Mewy in Trouble
It was a dark and stormy night, and Mewy was in trouble, but I didn’t know that yet. My daughters, Juniper and Amanda were small then, but hardy. In the cold country that the Blue Mountains of Northeastern Oregon becomes in winter, children who love outdoors must become hardy. They had bundled up and gone outside to play after dinner.
I tended the fire in the heater and helped Laura clean up the remnants of dinner.
Wind blew snow against windows of the house. Our daughters came in the front door, in some distress. Juniper said, “Mewy’s stuck under the walkway. He can’t get out.”
I reached for my coat, hat, scarf, and gloves, “How did he get under there?”
“Under the end of the walkway, but he says he can’t get out. He doesn’t know enough to turn around, or he can’t get turned around.”
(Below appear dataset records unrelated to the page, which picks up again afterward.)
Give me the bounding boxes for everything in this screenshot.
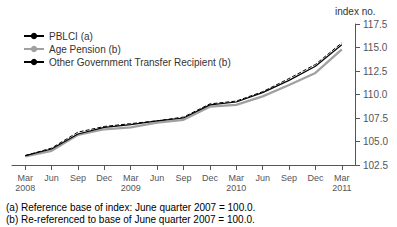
- svg-text:2011: 2011: [332, 183, 351, 193]
- svg-text:index no.: index no.: [335, 6, 376, 17]
- svg-text:102.5: 102.5: [363, 160, 388, 171]
- svg-text:Jun: Jun: [255, 173, 270, 183]
- svg-text:Mar: Mar: [334, 173, 350, 183]
- svg-text:2008: 2008: [15, 183, 35, 193]
- svg-text:Age Pension (b): Age Pension (b): [49, 44, 121, 55]
- svg-text:2009: 2009: [121, 183, 141, 193]
- svg-text:Sep: Sep: [70, 173, 86, 183]
- svg-text:(a) Reference base of index: J: (a) Reference base of index: June quarte…: [6, 202, 255, 213]
- svg-text:Mar: Mar: [17, 173, 33, 183]
- svg-text:107.5: 107.5: [363, 113, 388, 124]
- svg-text:117.5: 117.5: [363, 19, 388, 30]
- svg-text:Mar: Mar: [229, 173, 245, 183]
- svg-text:Mar: Mar: [123, 173, 139, 183]
- svg-text:Sep: Sep: [175, 173, 191, 183]
- svg-text:PBLCI (a): PBLCI (a): [49, 31, 93, 42]
- svg-text:Jun: Jun: [44, 173, 59, 183]
- svg-text:Jun: Jun: [150, 173, 165, 183]
- svg-text:(b) Re-referenced to base of J: (b) Re-referenced to base of June quarte…: [6, 214, 255, 225]
- svg-text:110.0: 110.0: [363, 89, 388, 100]
- svg-text:Dec: Dec: [202, 173, 219, 183]
- svg-text:112.5: 112.5: [363, 66, 388, 77]
- svg-text:Dec: Dec: [96, 173, 113, 183]
- svg-text:115.0: 115.0: [363, 42, 388, 53]
- svg-text:Other Government Transfer Reci: Other Government Transfer Recipient (b): [49, 57, 231, 68]
- svg-text:2010: 2010: [226, 183, 246, 193]
- svg-text:105.0: 105.0: [363, 136, 388, 147]
- svg-text:Dec: Dec: [307, 173, 324, 183]
- svg-text:Sep: Sep: [281, 173, 297, 183]
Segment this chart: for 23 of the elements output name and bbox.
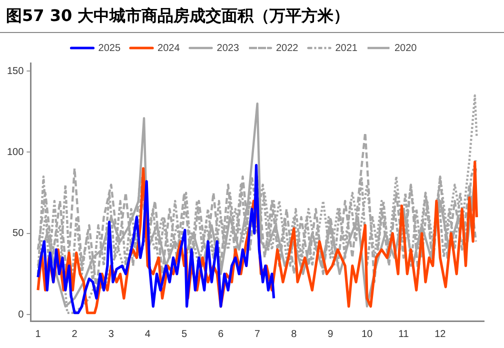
x-tick-label: 4 <box>144 328 151 340</box>
x-tick-label: 5 <box>181 328 188 340</box>
x-tick-label: 6 <box>218 328 224 340</box>
y-tick-label: 0 <box>18 309 24 320</box>
x-tick-label: 2 <box>72 328 78 340</box>
chart-title: 图57 30 大中城市商品房成交面积（万平方米） <box>0 0 504 33</box>
legend-label: 2024 <box>158 42 180 54</box>
x-tick-label: 1 <box>35 328 42 340</box>
legend-label: 2023 <box>216 42 240 54</box>
x-tick-label: 12 <box>434 328 446 340</box>
x-tick-label: 9 <box>328 328 334 340</box>
legend-label: 2025 <box>98 42 121 54</box>
x-tick-label: 11 <box>398 328 410 340</box>
legend-label: 2020 <box>394 42 418 54</box>
x-tick-label: 10 <box>361 328 374 340</box>
y-tick-label: 100 <box>6 146 24 158</box>
x-tick-label: 7 <box>254 328 261 340</box>
legend-label: 2021 <box>335 42 358 54</box>
y-tick-label: 150 <box>6 66 24 77</box>
y-tick-label: 50 <box>12 228 24 240</box>
legend-label: 2022 <box>276 42 299 54</box>
x-tick-label: 3 <box>108 328 114 340</box>
x-tick-label: 8 <box>291 328 298 340</box>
When we went out the front door, I could hear him yowling. I said, “Seems like a cat that gets under a walkway could get back out.”
“We talked and talked to him to try to get him to turn around and go out or back out, but he didn’t move. He just got louder and louder about help help help.”
Juniper and Amanda had cleared the snow over the part of wooden walkway where Mewy was. I pulled up on the rail of the walkway, then got a shovel from the garage and tried to lever the walkway up, but the wooden rails were frozen into the ground and wouldn’t budge. I said, “We’re going to have to take the top boards off. I’ll go get some tools. Tell him I’m working on it as fast as I can.”
It was obvious by his uninterrupted yowling that Mewy was not reassured by Amanda and Juniper telling him we would soon get him out, so I hurried to the shop, turned the light on, found a flatbar and a hammer, turned the light off, and trotted back through snow blowing through darkness to the side of the house, where outside lights held night at a respectable distance.
I tapped the flatbar between the top board directly over Mewy and the rail and pried the board up. Nails coming out of wood made a screeching sound that momentarily competed with Mewy’s song of distress. I pulled the board off and set it aside and pried the next board up. That gave me enough room to extract the cat, which I did and handed him into my daughters’ reaching arms. They worked together to clean and calm him while I nailed the top boards back into place.
My daughters probably got the credit and gratitude from the cat for getting him out of that cold, dark, tight place. That was all right with me. I was merely the mechanic who brought the tools and the necessary force together to free their much loved cat. They provided the knowledge of his difficulty and the motivation and the spirit to set him free, then the love to comfort him and clean him of the residues of his dark, cold, and dirty prison.
I walked back to the shop and cut another board to close up the opening Mewy had crawled through to get stuck. I nailed the board into place.
My daughters, our cat, and I went into the house. We three humans shed our coats, hats, gloves, scarves, and insulated boots. I held my hands out to the heat of the stove, but Amanda and Juniper were too excited to stand still and warm their hands. They told Laura every detail of our adventure and acted out the parts of everyone involved, including Mewy. Then, when she understood what had happened almost as well as if she had been there, we all settled into warm chairs, and Laura began to read aloud from where she had left off earlier in the book of adventure we were working our way through that week.